Italian seismologist

Michele Stefano de Rossi (30 October 1834 in Rome – 23 October 1898 in Rocca di Papa) was an Italian seismologist. He was a younger brother to archaeologist Giovanni Battista de Rossi (1822–1894).

He received his education at the University of Rome, and during his subsequent career conducted research in the fields of archaeology, paleontology, geology, vulcanology and seismology. He studied the topography of catacombs, and collaborated with his brother on La Roma sotterranea cristiana (1864–1877).

In the 1870s he developed a seismic scale to reflect varying levels of earthquake intensity. Meanwhile, in Switzerland, independent of Rossi, limnologist François-Alphonse Forel (1841–1912) created a similar seismic scale.

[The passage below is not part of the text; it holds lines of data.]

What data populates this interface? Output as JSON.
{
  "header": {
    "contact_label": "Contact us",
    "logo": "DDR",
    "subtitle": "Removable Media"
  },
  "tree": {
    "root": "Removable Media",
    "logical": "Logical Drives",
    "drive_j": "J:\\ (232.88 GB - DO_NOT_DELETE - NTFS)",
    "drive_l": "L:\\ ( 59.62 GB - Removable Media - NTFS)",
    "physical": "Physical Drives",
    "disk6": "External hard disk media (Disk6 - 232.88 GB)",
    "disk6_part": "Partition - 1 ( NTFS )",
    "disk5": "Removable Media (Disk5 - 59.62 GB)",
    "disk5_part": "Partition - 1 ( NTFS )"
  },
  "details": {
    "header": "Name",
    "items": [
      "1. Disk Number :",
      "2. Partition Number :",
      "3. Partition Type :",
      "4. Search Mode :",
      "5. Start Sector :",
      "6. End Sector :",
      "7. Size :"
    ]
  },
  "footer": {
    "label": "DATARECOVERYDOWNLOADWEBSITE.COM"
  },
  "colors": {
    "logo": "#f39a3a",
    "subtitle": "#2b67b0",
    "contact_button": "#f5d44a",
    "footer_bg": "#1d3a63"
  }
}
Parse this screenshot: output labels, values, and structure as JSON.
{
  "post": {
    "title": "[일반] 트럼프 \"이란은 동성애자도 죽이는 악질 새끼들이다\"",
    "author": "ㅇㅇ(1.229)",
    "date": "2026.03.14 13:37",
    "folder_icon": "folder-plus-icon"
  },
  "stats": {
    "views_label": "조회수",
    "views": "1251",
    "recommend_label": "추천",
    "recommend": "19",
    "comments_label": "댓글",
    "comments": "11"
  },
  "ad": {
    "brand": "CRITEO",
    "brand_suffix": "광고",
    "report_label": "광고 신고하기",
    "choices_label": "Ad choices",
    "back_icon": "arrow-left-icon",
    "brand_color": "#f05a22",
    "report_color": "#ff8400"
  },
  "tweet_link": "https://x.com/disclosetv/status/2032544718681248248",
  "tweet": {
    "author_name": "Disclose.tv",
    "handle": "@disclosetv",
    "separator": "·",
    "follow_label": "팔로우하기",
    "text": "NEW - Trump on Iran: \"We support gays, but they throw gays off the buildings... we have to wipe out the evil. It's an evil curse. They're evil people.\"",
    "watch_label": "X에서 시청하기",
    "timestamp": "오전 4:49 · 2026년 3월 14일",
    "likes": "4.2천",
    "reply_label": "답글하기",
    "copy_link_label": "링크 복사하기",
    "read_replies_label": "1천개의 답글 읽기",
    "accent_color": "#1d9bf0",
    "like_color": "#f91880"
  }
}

When the two scientists became aware of each other's work, a combined effort resulted in the Rossi–Forel scale for determining the intensity of earthquakes.

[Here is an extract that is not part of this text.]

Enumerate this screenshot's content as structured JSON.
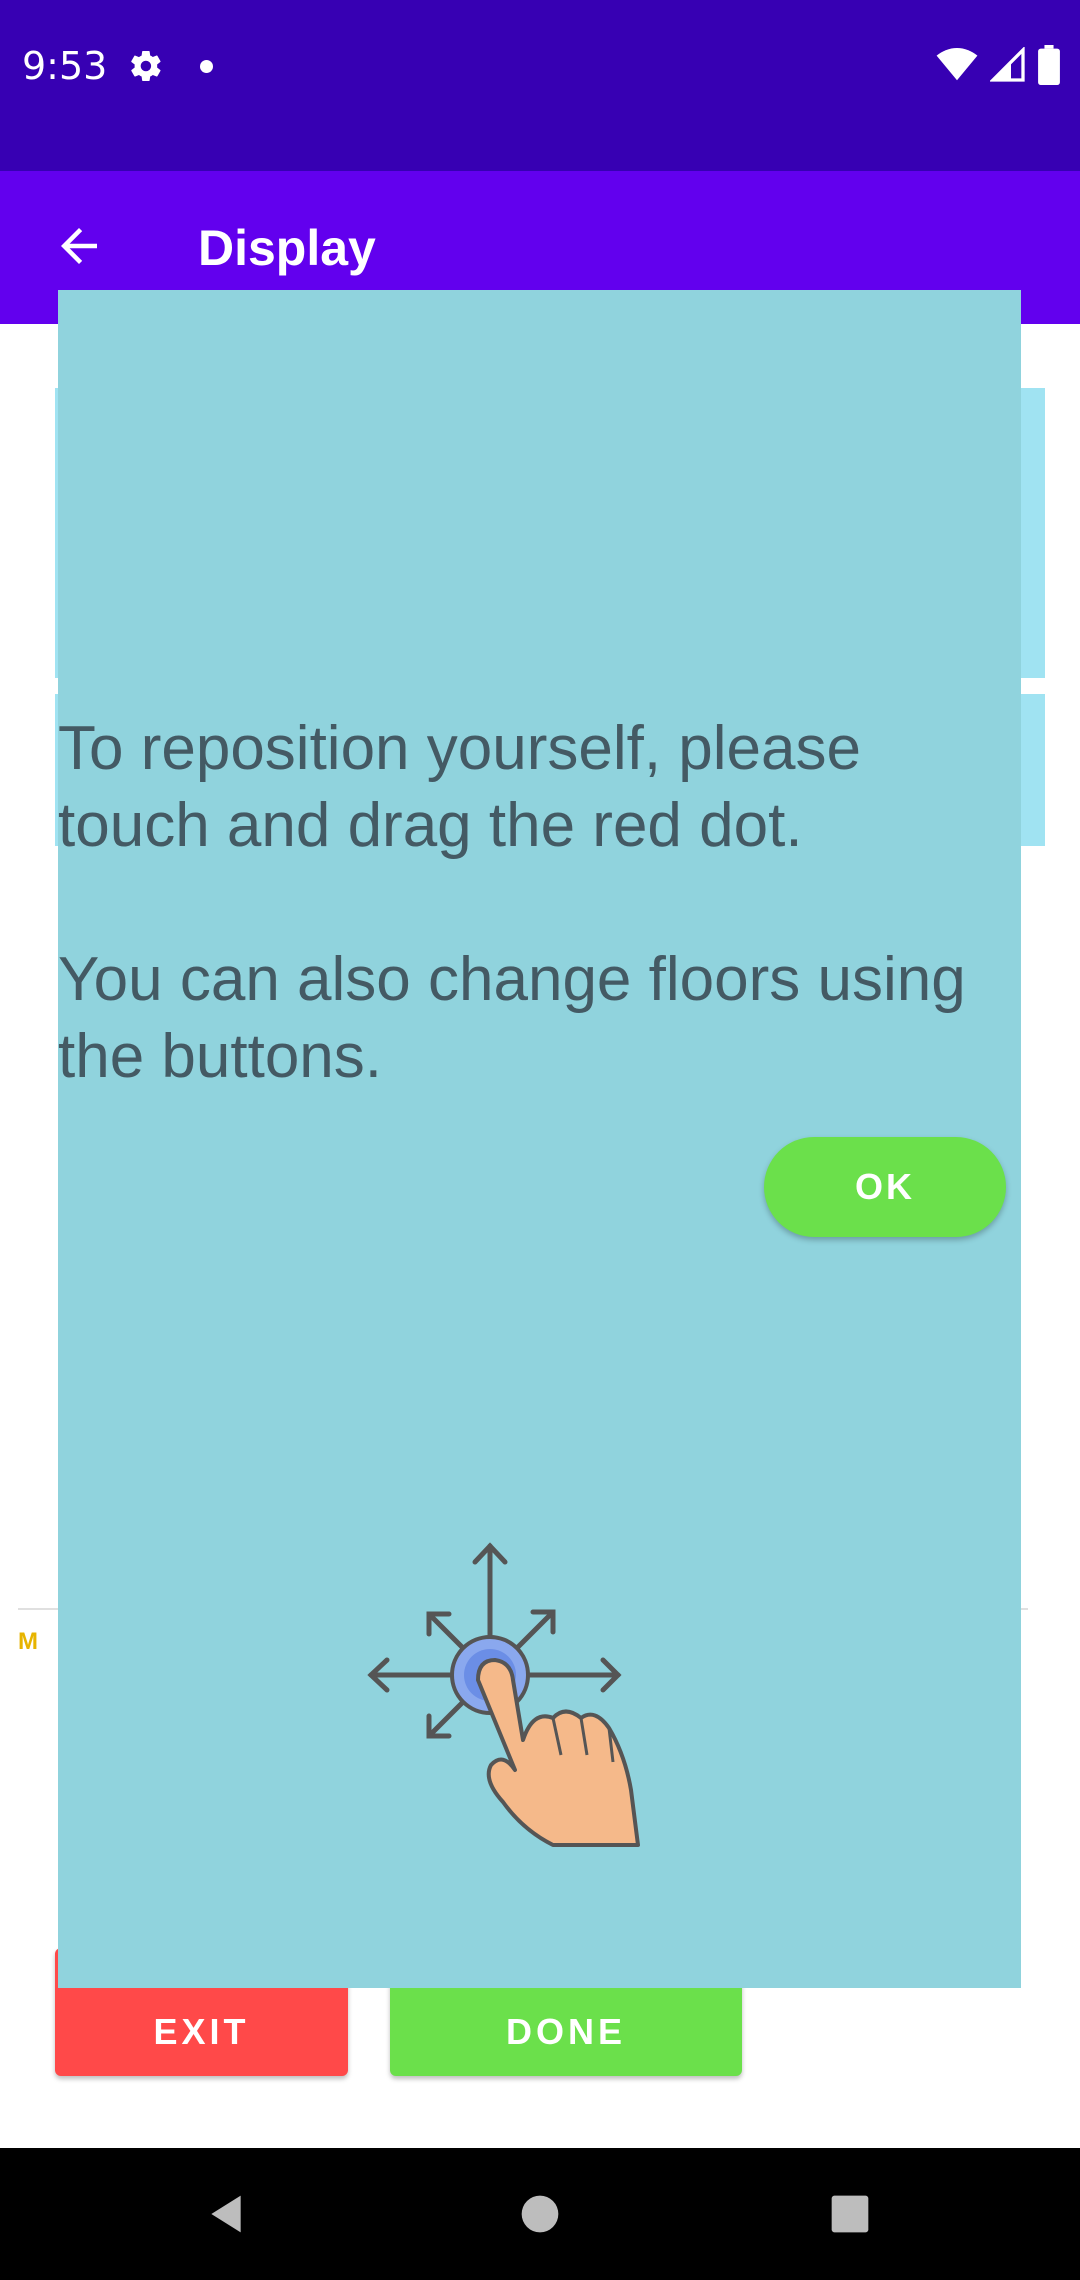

In 1874 he founded the Bullettino del Vulcanismo Italiano, a journal dedicated to the study of volcanoes and earthquakes.

== Publications ==
- Dell'ampiezza delle romane catacombe e d'una machina icnografica ed ortografica per rilevarne le piante ed i livelli, 1860
- Scoperte paleoetnologiche in Castel Ceriolo presso Alessandria, 1868
- Nuove scoperte nella necropoli arcaica Albana e l'aes grave fra le rocce vulcaniche laziali, 1871
- La meteorologia endogena, 1879–82
- Programma dell' Osservatorio et archivio geodinamico presso il R. Comitato geologico d'Italia con istruzioni per le osservazioni, 1883.